Last Updated on Thursday, 20 April 2023, 18:15 by Denis Chabrol
Vice President Bharrat Jagdeo on Thursday said government was mulling the eventual closure of the centuries-old Georgetown Prison on Camp Street, and already the prison population there has already been reduced.
“I don’t know whether we’ll shut it down totally yet but the idea is soon most of the prisoners will be out of there so we have not made a formal decision as yet but it seems as though it’s heading that way,” he told a news conference.
Unofficially, Demerara Waves Online News has been informed that cells that had been purchased under the David Granger-led administration to construct three 20-cell buildings at the Camp Street location have been taken to the Lusignan Prison.
Mr Jagdeo declined to immediately say whether the land would be sold if the prison is closed, as no decision has been made.
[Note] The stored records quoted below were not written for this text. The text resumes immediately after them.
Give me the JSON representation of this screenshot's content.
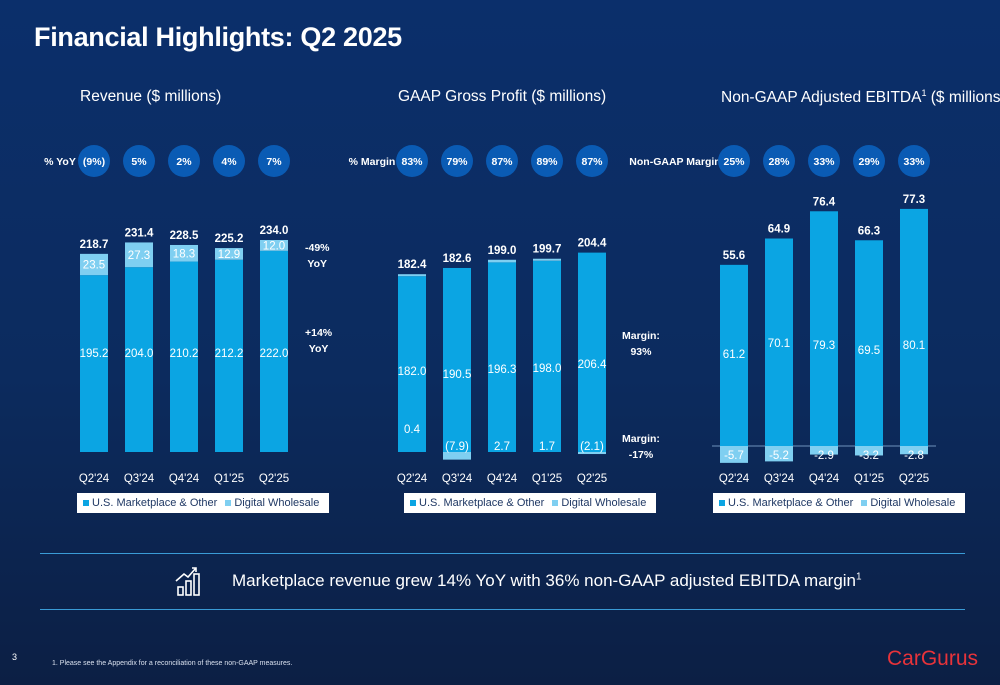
{
  "page_title": "Financial Highlights: Q2 2025",
  "colors": {
    "primary_bar": "#0ba5e3",
    "secondary_bar": "#7fcff1",
    "pill": "#0a5bb4",
    "brand_red": "#e8333a"
  },
  "chart_data": [
    {
      "type": "bar",
      "title": "Revenue ($ millions)",
      "row_label": "% YoY",
      "row_values": [
        "(9%)",
        "5%",
        "2%",
        "4%",
        "7%"
      ],
      "categories": [
        "Q2'24",
        "Q3'24",
        "Q4'24",
        "Q1'25",
        "Q2'25"
      ],
      "series": [
        {
          "name": "U.S. Marketplace & Other",
          "values": [
            195.2,
            204.0,
            210.2,
            212.2,
            222.0
          ],
          "labels": [
            "195.2",
            "204.0",
            "210.2",
            "212.2",
            "222.0"
          ]
        },
        {
          "name": "Digital Wholesale",
          "values": [
            23.5,
            27.3,
            18.3,
            12.9,
            12.0
          ],
          "labels": [
            "23.5",
            "27.3",
            "18.3",
            "12.9",
            "12.0"
          ]
        }
      ],
      "totals": [
        "218.7",
        "231.4",
        "228.5",
        "225.2",
        "234.0"
      ],
      "side_notes": [
        "-49%\nYoY",
        "+14%\nYoY"
      ]
    },
    {
      "type": "bar",
      "title": "GAAP Gross Profit ($ millions)",
      "row_label": "% Margin",
      "row_values": [
        "83%",
        "79%",
        "87%",
        "89%",
        "87%"
      ],
      "categories": [
        "Q2'24",
        "Q3'24",
        "Q4'24",
        "Q1'25",
        "Q2'25"
      ],
      "series": [
        {
          "name": "U.S. Marketplace & Other",
          "values": [
            182.0,
            190.5,
            196.3,
            198.0,
            206.4
          ],
          "labels": [
            "182.0",
            "190.5",
            "196.3",
            "198.0",
            "206.4"
          ]
        },
        {
          "name": "Digital Wholesale",
          "values": [
            0.4,
            -7.9,
            2.7,
            1.7,
            -2.1
          ],
          "labels": [
            "0.4",
            "(7.9)",
            "2.7",
            "1.7",
            "(2.1)"
          ]
        }
      ],
      "totals": [
        "182.4",
        "182.6",
        "199.0",
        "199.7",
        "204.4"
      ],
      "side_notes": [
        "Margin:\n93%",
        "Margin:\n-17%"
      ]
    },
    {
      "type": "bar",
      "title": "Non-GAAP Adjusted EBITDA",
      "title_sup": "1",
      "title_suffix": " ($ millions)",
      "row_label": "Non-GAAP Margin",
      "row_values": [
        "25%",
        "28%",
        "33%",
        "29%",
        "33%"
      ],
      "categories": [
        "Q2'24",
        "Q3'24",
        "Q4'24",
        "Q1'25",
        "Q2'25"
      ],
      "series": [
        {
          "name": "U.S. Marketplace & Other",
          "values": [
            61.2,
            70.1,
            79.3,
            69.5,
            80.1
          ],
          "labels": [
            "61.2",
            "70.1",
            "79.3",
            "69.5",
            "80.1"
          ]
        },
        {
          "name": "Digital Wholesale",
          "values": [
            -5.7,
            -5.2,
            -2.9,
            -3.2,
            -2.8
          ],
          "labels": [
            "-5.7",
            "-5.2",
            "-2.9",
            "-3.2",
            "-2.8"
          ]
        }
      ],
      "totals": [
        "55.6",
        "64.9",
        "76.4",
        "66.3",
        "77.3"
      ],
      "side_notes": []
    }
  ],
  "callout": {
    "text": "Marketplace revenue grew 14% YoY with 36% non-GAAP adjusted EBITDA margin",
    "sup": "1"
  },
  "footer": {
    "page_number": "3",
    "footnote": "1.    Please see the Appendix for a reconciliation of these non-GAAP measures.",
    "logo": "CarGurus"
  }
}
In clear reference to the reopening of D’urban Street between Camp and John Streets to vehicular traffic after more than 10 years, he said that security measure had negatively impacted on business there based on frequent complaints. “I know that locking down the road has affected a lot of the business around the area. They complain a lot about when you lock off the road, it’s affect their businesses, he said.
“We are building a modern prison and in that prison we’re having a school for compulsory schooling and then a trade school too,” he said.
The colonial-era wooden prison buildings were destroyed by fire on July, 2017, leaving behind the concrete block which is currently now housing a number of inmates.